Decimal	5 – 17 bytes	A predefined, fixed, signed decimal number ranging from -100000000000000000000000000000000000001 (-10³⁸+1) to 99999999999999999999999999999999999999 (-10^38-1). A decimal is declared with a precision and scale value that determines how many decimal places to the left and right are supported. This is expressed as decimal[(precision,[scale])]. The precision setting determines how many total digits to the left and right of the decimal point are supported. The scale setting determines how many digits to the right of the decimal point are supported. For example, to support the number 3.141592653589793 the decimal data type would have to be specified as decimal(16,15). If the data type was specified as decimal(3,2), only 3.14 would be stored. The scale defaults to zero and must be between 0 and the precision. The precision defaults to 18 and can be a maximum of 38.
Numeric	5 – 17 bytes	Numeric is identical to decimal so use decimal instead. Numeric is much less descriptive because most people think of integers as being numeric.
Money	8 bytes	The money data type can be used to store -922,337,203,685,477.5808 to +922,337,203,685,477.5807 of a monetary unit. The advantage of the money data type over a decimal data type is that developers can take advantage of automatic currency formatting for specific locales. Notice that the money data type supports figures to the fourth decimal place. Accountants like that. A few million of those ten thousandths of a penny add up after a while!
SmallMoney	4 bytes	Bill Gates needs the money data type to track his portfolio, but most of us can get by with the smallmoney data type. It consumes 4 bytes of storage and can be used to store -214,748.3648 to +214,748.3647 of a monetary unit.
Float	4 or 8 bytes	Afloat is an approximate value (SQL Server performs rounding) that supports real numbers between -1.79 x 10³⁰⁸and 1.79 x 10³⁰⁸sdff.

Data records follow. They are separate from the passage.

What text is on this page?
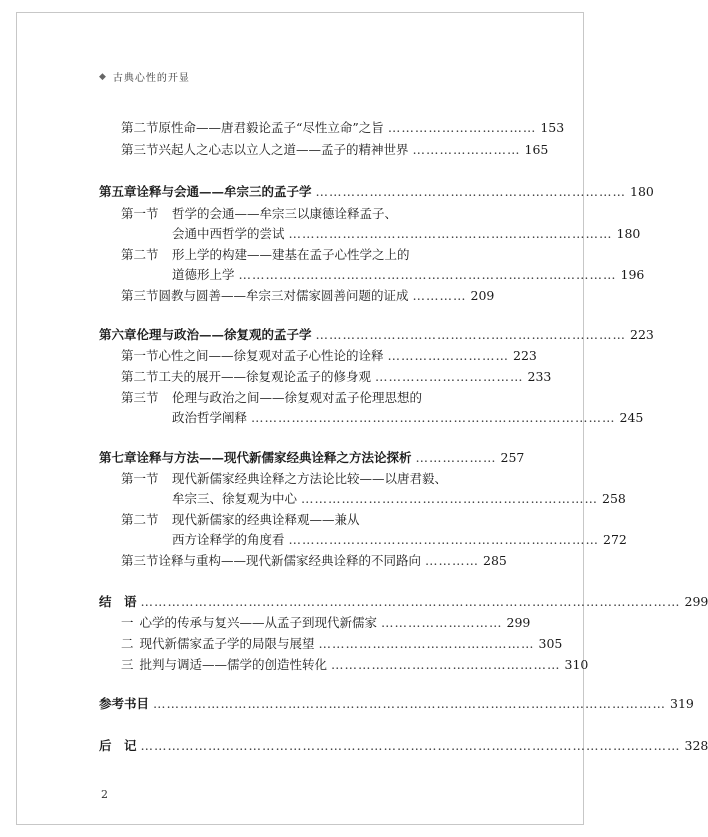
◆ 古典心性的开显
第二节 原性命——唐君毅论孟子“尽性立命”之旨 …………………………… 153
第三节 兴起人之心志以立人之道——孟子的精神世界 …………………… 165
第五章 诠释与会通——牟宗三的孟子学 …………………………………………………………… 180
第一节	哲学的会通——牟宗三以康德诠释孟子、
会通中西哲学的尝试 ……………………………………………………………… 180
第二节	形上学的构建——建基在孟子心性学之上的
道德形上学 ………………………………………………………………………… 196
第三节 圆教与圆善——牟宗三对儒家圆善问题的证成 ………… 209
第六章 伦理与政治——徐复观的孟子学 …………………………………………………………… 223
第一节 心性之间——徐复观对孟子心性论的诠释 ……………………… 223
第二节 工夫的展开——徐复观论孟子的修身观 …………………………… 233
第三节	伦理与政治之间——徐复观对孟子伦理思想的
政治哲学阐释 ……………………………………………………………………… 245
第七章 诠释与方法——现代新儒家经典诠释之方法论探析 ……………… 257
第一节	现代新儒家经典诠释之方法论比较——以唐君毅、
牟宗三、徐复观为中心 ………………………………………………………… 258
第二节	现代新儒家的经典诠释观——兼从
西方诠释学的角度看 …………………………………………………………… 272
第三节 诠释与重构——现代新儒家经典诠释的不同路向 ………… 285
结　语 ………………………………………………………………………………………………………… 299
一 心学的传承与复兴——从孟子到现代新儒家 ……………………… 299
二 现代新儒家孟子学的局限与展望 ………………………………………… 305
三 批判与调适——儒学的创造性转化 …………………………………………… 310
参考书目 …………………………………………………………………………………………………… 319
后　记 ………………………………………………………………………………………………………… 328
2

Real	4 bytes	Real is a synonym for a float.
DateTime	8 bytes	Datetime is used to store dates from January 1, 1753 through December 31, 9999 (which could cause a huge Y10K disaster). The accuracy of the datetime data type is 3.33 milliseconds.

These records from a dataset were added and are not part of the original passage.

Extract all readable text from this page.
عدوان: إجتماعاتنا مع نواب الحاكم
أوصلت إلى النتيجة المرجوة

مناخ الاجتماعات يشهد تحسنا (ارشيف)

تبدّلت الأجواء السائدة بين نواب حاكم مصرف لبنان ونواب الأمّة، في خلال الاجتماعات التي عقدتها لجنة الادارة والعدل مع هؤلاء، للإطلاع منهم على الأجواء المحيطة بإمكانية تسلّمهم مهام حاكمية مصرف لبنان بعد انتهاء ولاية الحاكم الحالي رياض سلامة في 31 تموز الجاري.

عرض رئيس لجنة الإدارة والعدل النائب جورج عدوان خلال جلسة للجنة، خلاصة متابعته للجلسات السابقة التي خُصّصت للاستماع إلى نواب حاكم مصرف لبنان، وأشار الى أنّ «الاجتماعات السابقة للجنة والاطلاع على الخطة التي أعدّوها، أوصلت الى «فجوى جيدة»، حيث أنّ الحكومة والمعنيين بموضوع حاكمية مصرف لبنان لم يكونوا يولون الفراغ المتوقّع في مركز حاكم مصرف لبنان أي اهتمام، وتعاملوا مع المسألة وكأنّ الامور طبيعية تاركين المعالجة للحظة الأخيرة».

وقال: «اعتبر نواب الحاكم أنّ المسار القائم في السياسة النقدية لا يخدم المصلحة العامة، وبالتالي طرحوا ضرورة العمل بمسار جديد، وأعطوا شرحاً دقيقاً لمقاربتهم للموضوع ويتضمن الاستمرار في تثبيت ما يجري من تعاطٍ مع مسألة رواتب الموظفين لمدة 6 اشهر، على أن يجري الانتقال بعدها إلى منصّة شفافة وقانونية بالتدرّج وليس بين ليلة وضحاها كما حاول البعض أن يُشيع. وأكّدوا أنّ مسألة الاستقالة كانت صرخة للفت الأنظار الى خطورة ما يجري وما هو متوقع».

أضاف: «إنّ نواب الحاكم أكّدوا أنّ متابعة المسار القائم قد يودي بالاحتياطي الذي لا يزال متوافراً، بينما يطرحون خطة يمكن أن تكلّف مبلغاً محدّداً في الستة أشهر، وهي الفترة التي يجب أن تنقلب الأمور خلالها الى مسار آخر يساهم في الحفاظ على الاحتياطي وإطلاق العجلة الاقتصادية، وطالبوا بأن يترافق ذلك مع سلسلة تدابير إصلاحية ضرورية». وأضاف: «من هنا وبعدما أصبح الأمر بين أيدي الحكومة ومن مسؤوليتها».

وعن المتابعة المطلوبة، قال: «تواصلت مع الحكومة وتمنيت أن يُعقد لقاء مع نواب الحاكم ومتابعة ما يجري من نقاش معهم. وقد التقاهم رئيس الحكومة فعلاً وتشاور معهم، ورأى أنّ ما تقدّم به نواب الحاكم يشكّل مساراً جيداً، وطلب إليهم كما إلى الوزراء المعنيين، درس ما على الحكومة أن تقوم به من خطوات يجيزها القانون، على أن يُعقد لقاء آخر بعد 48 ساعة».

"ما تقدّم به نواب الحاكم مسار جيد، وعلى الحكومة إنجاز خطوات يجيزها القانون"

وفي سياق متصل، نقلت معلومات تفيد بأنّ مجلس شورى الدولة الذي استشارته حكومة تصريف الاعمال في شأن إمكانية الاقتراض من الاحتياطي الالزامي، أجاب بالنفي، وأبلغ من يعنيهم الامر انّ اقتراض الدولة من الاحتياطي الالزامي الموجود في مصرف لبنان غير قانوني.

SmallDatetime	4 bytes	Smalldatetime stores dates from January 1, 1900 through June 6, 2079 with an accuracy of 1 minute.
Char	1 byte per character. Maximum 8000 characters	The char data type is a fixed-length data type used to store character data. The number of possible characters is between 1 and 8000. The possible combinations of characters in a char data type are 256. The characters that are represented depend on what language, or collation, is defined. English, for example, is actually defined with a Latin collation. The Latin collation provides support for all English and western European characters.

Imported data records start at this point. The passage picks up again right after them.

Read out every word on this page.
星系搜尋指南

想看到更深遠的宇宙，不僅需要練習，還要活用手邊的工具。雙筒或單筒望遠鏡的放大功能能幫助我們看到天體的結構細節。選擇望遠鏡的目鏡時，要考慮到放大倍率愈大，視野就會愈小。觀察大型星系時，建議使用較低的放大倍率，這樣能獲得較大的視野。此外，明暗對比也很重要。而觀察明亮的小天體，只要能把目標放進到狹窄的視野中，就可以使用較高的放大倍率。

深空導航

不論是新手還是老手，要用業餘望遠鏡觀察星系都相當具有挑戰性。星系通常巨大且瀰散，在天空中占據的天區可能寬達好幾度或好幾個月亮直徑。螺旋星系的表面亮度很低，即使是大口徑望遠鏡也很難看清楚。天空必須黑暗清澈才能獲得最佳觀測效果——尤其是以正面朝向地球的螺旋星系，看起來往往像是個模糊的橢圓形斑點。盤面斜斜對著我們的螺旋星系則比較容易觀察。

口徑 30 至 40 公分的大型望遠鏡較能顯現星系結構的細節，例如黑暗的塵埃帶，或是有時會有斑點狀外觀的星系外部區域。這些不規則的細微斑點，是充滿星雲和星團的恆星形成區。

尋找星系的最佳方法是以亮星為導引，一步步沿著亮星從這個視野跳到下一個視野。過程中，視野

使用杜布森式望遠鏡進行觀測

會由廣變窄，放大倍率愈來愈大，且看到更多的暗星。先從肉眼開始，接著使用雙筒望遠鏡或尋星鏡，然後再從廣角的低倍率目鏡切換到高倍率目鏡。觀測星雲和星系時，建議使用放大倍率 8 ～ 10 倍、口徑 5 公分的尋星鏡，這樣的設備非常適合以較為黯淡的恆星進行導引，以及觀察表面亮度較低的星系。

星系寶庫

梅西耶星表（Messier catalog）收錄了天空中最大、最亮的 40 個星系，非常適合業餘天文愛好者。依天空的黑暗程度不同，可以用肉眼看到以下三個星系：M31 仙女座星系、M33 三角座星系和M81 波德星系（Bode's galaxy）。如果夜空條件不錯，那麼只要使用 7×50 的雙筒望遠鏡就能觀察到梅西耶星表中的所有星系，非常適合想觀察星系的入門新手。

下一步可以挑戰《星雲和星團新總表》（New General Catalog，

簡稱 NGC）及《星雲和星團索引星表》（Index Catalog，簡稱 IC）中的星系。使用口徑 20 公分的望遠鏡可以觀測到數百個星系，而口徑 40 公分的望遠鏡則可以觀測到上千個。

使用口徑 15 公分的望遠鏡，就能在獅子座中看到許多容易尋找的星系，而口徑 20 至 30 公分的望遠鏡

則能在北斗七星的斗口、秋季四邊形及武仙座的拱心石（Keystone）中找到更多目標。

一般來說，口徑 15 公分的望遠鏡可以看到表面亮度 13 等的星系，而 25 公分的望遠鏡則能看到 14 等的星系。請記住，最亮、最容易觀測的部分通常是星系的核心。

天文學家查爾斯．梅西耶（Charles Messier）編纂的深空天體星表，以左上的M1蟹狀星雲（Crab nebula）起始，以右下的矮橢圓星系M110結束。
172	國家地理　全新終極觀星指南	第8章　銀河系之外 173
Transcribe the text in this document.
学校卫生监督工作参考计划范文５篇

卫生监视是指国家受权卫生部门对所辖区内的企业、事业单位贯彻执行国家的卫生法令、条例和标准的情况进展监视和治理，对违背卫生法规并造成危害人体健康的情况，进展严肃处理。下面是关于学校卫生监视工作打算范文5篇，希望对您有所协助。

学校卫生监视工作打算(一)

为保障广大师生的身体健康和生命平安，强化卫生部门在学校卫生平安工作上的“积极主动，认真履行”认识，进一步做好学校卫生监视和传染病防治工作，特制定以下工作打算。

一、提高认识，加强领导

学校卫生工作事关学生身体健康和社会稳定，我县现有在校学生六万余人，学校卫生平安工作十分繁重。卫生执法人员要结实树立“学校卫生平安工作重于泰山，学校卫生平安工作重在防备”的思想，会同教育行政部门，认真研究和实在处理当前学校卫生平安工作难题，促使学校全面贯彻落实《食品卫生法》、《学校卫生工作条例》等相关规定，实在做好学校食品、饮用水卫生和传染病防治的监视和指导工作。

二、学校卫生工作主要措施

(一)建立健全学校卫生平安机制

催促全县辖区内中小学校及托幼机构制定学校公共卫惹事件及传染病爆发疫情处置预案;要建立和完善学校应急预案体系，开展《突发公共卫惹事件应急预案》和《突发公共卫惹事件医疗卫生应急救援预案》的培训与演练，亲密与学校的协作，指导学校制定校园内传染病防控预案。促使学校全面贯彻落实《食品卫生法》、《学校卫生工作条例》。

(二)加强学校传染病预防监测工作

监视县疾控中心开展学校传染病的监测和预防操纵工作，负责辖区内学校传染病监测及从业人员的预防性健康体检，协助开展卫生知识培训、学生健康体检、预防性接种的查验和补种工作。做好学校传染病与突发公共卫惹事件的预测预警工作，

VarChar	1 byte per character. Maximum 8000 characters	The varchar data type is identical to the char data type with the exception of it being a variable length type. If a column is defined as char(8) it will consume 8 bytes of storage even if only three characters are placed in it. Avarchar column only consumes the space it needs. Typically, char data types are more efficient when it comes to processing and varchar data types are more efficient for storage. The rule of thumb is: use char if the data will always be close to the defined length. Use varchar if it will vary widely. For example, a city name would be stored with varchar(167) if you wanted to allow for the longest city name in the world, which is Krung thep mahanakhon bovorn ratanakosin mahintharayutthaya mahadilok pop noparatratchathani burirom udomratchanivetma-hasathan amornpiman avatarnsathit sakkathat-tiyavisnukarmprasit (the poetic name of Bangkok, Thailand). Use char for data that is always the same. For example, you could use char(12) to store a domestic phone number in the United States: (123)456-7890.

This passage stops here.